Ha-Joon Chang, now Reader in the Political Economy of Development at Cambridge University, explores alternatives to neoliberalism, which has, as we can all now see, failed, producing not growth but recession.
Part 1 looks at the debate on the roles of the state and at state interventions in the process of change, and criticises neoliberal theories of the market, pointing out that markets are no more `natural' than any other human institution. Why are all states, but no giant companies, doomed to fail because of information costs and uncertainty? Why are all selfish entrepreneurs, but no public servants, supposed to be good for society?
Part 2 examines industrial policy, regulation and privatisation. Part 3 explores the issues of state intervention and economic development in the context of globalisation, policy towards foreign direct investment, intellectual property rights, and selective trade and industrial policies.

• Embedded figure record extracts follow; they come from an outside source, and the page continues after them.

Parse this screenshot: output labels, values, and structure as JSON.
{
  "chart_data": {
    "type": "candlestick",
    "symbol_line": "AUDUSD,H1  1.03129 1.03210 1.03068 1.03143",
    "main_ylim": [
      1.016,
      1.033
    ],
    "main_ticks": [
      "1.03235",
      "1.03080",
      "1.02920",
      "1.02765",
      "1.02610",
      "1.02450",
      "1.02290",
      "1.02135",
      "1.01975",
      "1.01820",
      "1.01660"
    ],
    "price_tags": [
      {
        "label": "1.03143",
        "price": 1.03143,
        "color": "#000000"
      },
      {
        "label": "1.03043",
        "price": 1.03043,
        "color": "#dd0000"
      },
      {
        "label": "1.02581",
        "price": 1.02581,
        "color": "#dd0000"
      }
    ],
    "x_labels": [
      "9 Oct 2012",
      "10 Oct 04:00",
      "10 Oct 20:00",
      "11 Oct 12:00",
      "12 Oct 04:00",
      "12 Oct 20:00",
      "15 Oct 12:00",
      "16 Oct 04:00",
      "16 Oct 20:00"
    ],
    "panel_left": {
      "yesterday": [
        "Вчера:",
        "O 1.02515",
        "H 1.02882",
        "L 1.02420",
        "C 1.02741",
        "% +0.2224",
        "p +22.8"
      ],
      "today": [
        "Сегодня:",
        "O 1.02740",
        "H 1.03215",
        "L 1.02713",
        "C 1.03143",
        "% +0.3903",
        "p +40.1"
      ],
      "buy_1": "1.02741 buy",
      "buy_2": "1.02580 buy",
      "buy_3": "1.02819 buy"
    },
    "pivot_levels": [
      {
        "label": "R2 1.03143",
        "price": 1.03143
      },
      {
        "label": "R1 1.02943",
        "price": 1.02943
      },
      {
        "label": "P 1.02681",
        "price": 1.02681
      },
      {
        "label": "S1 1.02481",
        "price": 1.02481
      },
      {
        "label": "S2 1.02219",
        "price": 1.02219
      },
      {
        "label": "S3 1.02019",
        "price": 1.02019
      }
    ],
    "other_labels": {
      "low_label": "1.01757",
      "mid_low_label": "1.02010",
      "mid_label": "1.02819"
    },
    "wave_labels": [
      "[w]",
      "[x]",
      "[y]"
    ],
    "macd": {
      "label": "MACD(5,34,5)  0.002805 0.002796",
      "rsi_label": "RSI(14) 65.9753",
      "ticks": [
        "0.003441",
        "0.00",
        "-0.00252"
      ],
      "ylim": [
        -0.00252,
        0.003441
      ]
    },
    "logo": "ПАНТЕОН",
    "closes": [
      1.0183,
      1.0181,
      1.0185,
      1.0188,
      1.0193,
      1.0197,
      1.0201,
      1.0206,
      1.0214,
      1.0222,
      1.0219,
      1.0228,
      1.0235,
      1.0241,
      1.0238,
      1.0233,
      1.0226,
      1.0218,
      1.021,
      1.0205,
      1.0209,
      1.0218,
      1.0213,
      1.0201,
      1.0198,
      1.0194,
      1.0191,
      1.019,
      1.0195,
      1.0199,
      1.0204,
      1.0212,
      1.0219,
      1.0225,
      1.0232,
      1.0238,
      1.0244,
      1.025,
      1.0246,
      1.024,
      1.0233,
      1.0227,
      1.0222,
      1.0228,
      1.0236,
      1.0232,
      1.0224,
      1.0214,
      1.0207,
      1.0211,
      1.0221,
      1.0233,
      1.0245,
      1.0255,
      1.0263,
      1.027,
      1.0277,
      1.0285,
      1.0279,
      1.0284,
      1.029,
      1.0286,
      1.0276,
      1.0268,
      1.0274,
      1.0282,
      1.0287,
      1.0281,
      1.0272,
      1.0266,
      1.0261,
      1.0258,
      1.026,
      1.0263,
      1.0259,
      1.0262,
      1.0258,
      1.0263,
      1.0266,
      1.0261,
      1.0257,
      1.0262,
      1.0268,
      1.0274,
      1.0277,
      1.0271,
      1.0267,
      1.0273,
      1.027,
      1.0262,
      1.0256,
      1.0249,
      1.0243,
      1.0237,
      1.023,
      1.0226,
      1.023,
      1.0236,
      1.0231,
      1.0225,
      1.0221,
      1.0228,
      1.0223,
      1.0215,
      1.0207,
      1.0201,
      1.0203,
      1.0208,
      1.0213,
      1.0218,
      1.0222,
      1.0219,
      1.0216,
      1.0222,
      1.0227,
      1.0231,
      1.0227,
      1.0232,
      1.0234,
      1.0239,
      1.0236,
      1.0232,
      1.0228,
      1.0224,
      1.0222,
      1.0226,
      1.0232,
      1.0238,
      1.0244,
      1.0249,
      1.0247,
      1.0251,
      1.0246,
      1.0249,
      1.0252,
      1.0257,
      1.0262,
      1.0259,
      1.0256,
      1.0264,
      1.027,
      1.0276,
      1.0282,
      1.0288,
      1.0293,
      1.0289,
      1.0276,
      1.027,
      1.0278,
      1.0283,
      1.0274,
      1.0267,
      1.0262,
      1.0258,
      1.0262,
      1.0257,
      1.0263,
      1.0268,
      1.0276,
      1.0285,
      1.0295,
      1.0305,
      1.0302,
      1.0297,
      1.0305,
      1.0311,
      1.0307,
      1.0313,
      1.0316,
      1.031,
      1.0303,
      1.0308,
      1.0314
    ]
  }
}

Chang studies the industrial policy states of East Asia and France and the social corporatist states of Scandinavia. These states have successfully practised entrepreneurship and managed social conflicts.

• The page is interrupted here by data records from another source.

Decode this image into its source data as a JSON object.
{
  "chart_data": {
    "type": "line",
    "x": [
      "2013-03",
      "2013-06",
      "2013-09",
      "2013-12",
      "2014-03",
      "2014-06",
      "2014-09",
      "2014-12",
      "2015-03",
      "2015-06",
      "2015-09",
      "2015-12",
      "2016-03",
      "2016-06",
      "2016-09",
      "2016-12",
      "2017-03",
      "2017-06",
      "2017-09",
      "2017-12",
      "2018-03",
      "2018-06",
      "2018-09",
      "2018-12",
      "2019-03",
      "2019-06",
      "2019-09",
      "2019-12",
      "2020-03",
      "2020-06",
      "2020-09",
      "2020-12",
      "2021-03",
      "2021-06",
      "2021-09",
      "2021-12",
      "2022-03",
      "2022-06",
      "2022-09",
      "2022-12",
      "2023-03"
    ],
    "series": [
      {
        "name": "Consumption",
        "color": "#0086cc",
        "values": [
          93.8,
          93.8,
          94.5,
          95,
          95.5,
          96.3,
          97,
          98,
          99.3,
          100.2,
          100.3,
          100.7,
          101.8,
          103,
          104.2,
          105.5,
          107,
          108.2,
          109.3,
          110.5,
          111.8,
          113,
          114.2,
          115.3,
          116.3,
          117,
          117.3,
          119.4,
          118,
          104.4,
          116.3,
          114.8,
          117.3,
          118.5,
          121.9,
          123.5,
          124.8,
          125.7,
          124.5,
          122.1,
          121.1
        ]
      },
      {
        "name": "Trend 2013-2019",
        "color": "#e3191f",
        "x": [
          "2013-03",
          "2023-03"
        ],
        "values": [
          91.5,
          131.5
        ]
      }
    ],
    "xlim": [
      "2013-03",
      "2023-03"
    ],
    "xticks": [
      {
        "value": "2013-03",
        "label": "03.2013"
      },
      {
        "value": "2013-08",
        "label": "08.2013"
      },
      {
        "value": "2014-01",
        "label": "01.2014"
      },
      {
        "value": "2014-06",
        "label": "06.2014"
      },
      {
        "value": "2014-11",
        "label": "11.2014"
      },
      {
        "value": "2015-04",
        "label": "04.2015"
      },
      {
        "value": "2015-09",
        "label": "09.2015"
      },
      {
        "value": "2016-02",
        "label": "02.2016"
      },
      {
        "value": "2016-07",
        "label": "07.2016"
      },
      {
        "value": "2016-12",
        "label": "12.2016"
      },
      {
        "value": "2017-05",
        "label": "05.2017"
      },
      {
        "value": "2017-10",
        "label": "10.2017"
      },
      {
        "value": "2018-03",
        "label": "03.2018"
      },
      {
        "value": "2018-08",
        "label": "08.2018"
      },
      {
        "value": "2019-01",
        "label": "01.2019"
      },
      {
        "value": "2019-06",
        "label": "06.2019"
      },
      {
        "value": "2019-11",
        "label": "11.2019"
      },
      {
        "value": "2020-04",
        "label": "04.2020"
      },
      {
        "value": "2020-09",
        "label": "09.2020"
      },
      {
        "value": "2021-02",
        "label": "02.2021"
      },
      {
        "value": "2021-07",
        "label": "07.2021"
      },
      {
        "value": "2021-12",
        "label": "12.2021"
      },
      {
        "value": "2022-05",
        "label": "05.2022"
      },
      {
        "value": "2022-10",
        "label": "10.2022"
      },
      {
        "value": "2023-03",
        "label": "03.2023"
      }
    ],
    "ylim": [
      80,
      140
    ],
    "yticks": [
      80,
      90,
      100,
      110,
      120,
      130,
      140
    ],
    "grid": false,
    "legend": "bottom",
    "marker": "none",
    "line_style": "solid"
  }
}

Trade and industrial policies need supporting by a good civil service, effective control over financial resources, and the provision of some state-owned enterprises. Korea, Japan, China, France, Austria, Sweden, Norway and Finland all have state control over their financial systems. Their systems are bank-led, unlike the Anglo-American model of capital-market-based financial systems. In bank-led systems, banks and other financial firms have lower profitability, but do a far better job of channelling money into the most productive firms.

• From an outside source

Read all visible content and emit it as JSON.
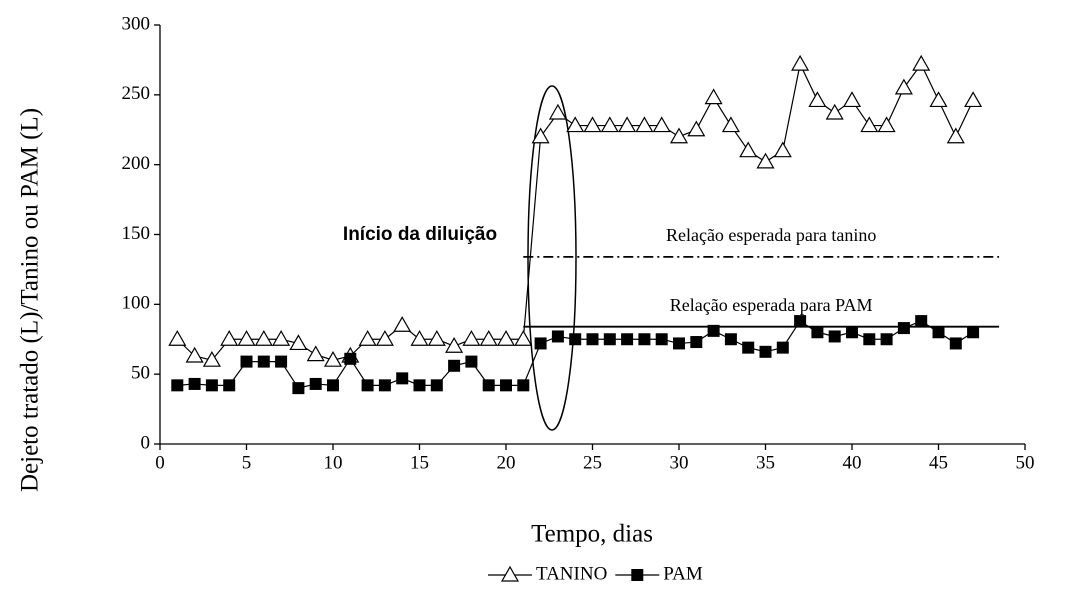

Chang sums up, "Even if many developing countries have relatively little bargaining power vis-à-vis TNCs [transnational corporations], and even if such power is diminishing with globalisation, they need not give up what little bargaining power they still have, since what national governments do still matters greatly for the determination of the costs and benefits of FDI [foreign direct investment]. ... Although the constraint imposed by TNCs on national industrial policy may be growing, it is nowhere near the point where a strategic industrial policy is impossible. The current literature tends to regard the process of globalisation and the rise of TNCs as an unstoppable process that no one can control and in which nations, especially developing nations, are passive agents that will have to fully embrace this process or perish. However, such a view is misleading, since there is a lot of room for manoeuvre for national governments and since such room may even be increasing for some countries in some industries, especially with the recent aggressive expansion of some TNCs from East Asia. It would be a big mistake for a developing country to voluntarily give up all such room for manoeuvre by adopting a universally liberal FDI policy across all sectors. What is needed is a more differentiated and strategic approach to TNCs, which will allow host countries to intelligently `use' TNCs for their long-term developmental purposes."
Selective trade and industrial policies are good not just for developing countries but also for any country that wants to survive the present crisis.